Every time the word patience is mentioned, the first thing that comes to mind is fishing. For so long it has been used as a metaphor for patience in life, and in many ways it has helped teach that lesson. In life, it feels for so long we are sitting waiting and hoping for a glimmer of good as we stare into the great beyond, not knowing what our future holds--just as a fisherman stares into the blue abyss waiting for a nibble. The fish in this metaphor can signify desires or needs; it could be corporeal in nature or intangible.


People still have a good day fishing even if there were no fish caught. As the fisherman is patiently clinging to the hope that today will be the day his good thing comes along, he realizes that the experience never truly was about whether he caught the fish today or not. The experience was about the fact that he tried his hardest, despite not obtaining what he wanted, and that he at least for one day in his life had faith and hope in something good happening--not to mention realizing the fact that he spent an entire day of never truly being alone because he was surrounded by the water, nature, his thoughts, and possibly even good company.

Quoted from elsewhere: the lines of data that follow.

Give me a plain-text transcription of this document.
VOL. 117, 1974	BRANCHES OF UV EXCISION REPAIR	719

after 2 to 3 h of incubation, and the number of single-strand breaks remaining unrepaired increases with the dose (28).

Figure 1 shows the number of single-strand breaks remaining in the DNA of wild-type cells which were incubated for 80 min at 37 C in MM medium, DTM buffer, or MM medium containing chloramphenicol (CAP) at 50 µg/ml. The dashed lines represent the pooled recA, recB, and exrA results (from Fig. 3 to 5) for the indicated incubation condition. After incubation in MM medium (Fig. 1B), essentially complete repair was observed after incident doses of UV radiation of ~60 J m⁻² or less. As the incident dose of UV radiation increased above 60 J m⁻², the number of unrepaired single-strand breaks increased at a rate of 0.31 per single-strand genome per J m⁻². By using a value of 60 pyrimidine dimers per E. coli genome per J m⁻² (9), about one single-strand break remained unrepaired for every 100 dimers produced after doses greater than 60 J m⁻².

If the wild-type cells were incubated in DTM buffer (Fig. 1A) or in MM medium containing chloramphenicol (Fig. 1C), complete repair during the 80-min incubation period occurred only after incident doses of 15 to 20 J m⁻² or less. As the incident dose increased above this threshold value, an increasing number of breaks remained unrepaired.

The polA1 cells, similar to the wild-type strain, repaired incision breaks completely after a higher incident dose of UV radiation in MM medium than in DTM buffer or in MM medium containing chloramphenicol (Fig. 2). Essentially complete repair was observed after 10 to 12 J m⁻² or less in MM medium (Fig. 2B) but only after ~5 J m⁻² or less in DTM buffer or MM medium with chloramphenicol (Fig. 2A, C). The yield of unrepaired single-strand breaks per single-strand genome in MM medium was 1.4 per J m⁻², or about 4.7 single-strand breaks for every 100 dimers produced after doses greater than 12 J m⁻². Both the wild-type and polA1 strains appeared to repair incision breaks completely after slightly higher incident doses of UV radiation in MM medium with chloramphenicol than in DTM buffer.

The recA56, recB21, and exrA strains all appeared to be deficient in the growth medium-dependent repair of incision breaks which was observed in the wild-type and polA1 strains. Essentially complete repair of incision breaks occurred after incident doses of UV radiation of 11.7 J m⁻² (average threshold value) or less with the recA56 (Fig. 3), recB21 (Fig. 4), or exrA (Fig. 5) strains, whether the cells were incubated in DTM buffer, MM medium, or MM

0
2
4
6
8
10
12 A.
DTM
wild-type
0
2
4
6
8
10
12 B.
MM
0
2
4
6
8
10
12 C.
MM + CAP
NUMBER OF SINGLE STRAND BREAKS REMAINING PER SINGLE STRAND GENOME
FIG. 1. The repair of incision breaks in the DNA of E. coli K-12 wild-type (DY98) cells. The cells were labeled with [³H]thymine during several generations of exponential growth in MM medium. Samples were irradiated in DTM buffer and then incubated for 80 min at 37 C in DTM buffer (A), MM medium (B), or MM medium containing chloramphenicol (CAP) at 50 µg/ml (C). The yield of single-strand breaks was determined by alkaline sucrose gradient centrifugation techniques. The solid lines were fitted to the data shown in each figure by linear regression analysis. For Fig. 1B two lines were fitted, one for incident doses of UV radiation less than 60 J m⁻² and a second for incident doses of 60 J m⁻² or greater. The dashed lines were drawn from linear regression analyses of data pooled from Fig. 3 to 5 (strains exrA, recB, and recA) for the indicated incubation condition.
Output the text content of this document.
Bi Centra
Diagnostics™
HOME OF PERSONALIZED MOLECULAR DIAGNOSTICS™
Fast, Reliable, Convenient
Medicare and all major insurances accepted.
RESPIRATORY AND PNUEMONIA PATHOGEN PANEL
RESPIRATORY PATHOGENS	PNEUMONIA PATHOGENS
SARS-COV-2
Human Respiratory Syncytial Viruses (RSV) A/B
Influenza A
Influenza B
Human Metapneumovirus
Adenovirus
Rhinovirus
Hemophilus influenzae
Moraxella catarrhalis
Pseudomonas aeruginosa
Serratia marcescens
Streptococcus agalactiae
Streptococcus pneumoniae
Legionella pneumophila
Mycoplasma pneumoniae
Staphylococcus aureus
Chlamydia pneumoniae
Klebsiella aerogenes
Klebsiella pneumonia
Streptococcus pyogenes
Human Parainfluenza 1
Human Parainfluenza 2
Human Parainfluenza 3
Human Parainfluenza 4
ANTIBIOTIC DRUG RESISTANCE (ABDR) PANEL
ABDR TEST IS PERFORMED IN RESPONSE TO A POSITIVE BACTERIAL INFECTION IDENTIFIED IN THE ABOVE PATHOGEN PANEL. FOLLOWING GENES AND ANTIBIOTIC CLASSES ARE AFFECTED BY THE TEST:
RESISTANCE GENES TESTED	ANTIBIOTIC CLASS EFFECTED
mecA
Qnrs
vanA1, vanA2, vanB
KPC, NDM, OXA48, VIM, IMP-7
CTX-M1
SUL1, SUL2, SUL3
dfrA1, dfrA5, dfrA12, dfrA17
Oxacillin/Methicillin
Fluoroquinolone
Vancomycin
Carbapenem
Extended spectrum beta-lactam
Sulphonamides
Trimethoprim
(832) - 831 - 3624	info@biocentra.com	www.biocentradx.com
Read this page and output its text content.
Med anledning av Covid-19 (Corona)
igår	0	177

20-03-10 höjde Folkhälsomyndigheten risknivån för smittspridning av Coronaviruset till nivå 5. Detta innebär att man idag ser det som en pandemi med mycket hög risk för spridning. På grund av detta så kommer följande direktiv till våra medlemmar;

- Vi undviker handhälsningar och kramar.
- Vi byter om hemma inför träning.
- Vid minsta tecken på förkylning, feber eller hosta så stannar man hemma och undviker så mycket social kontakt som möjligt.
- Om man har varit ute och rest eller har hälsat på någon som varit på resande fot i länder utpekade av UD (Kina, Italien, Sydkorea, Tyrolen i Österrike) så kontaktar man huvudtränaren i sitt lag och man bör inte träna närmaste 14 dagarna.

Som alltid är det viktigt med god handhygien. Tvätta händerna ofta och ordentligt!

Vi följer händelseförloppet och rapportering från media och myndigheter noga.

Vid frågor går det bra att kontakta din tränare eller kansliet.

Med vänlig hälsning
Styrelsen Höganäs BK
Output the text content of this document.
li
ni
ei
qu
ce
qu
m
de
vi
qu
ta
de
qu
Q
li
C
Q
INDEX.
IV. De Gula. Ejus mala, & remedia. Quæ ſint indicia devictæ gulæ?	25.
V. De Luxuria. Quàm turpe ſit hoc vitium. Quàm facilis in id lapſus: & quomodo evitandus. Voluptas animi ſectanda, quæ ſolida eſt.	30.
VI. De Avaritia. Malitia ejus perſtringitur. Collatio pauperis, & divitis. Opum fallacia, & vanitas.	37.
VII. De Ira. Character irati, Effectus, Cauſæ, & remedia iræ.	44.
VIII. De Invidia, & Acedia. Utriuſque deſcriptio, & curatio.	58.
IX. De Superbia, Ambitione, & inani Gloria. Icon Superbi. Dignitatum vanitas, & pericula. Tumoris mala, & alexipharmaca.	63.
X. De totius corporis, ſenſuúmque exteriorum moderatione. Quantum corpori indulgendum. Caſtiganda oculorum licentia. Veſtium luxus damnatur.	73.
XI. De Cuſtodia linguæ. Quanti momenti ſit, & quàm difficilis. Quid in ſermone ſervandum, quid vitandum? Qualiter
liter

Hebrews 11 accounts for many examples of biblical souls who lived their days with faith such as Rahab, Abraham and the prophets to name a few. These men and women, as it says at the end of the chapter, were not immediately given or given at all what they had been promised in this life because God had a better plan. It is hard, but we must do our best to trust that God makes sure we are never alone or living without a better purpose in mind.


As Romans 8 explains, this better plan is to be saved by bringing us to heaven and conforming us to the image of His Son. There is no greater purpose, and this world ultimately puts our faith in that purpose to the test. But as it is written, “For in this hope we were saved. But hope that is seen is no hope at all. Who hopes for what they already have? But if we hope for what we do not yet have, we wait for it patiently. In the same way, the Spirit helps us in our weakness. We do not know what we ought to pray for, but the Spirit himself intercedes for us through wordless groans.” This is how we know that we are not alone and that we have the strength to live in faith according to God’s purpose and not the purpose of this temporary world.


In essence the biggest fish we could ever hope to catch is God and His Word. Each day we must ask ourselves, "Am I staying strong in hope and faith?" Are we trying to seek out God and what he teaches? As long as we keep faith and keep asking ourselves these questions, then no matter the hardships, in the end we will have a beautiful experience fishing.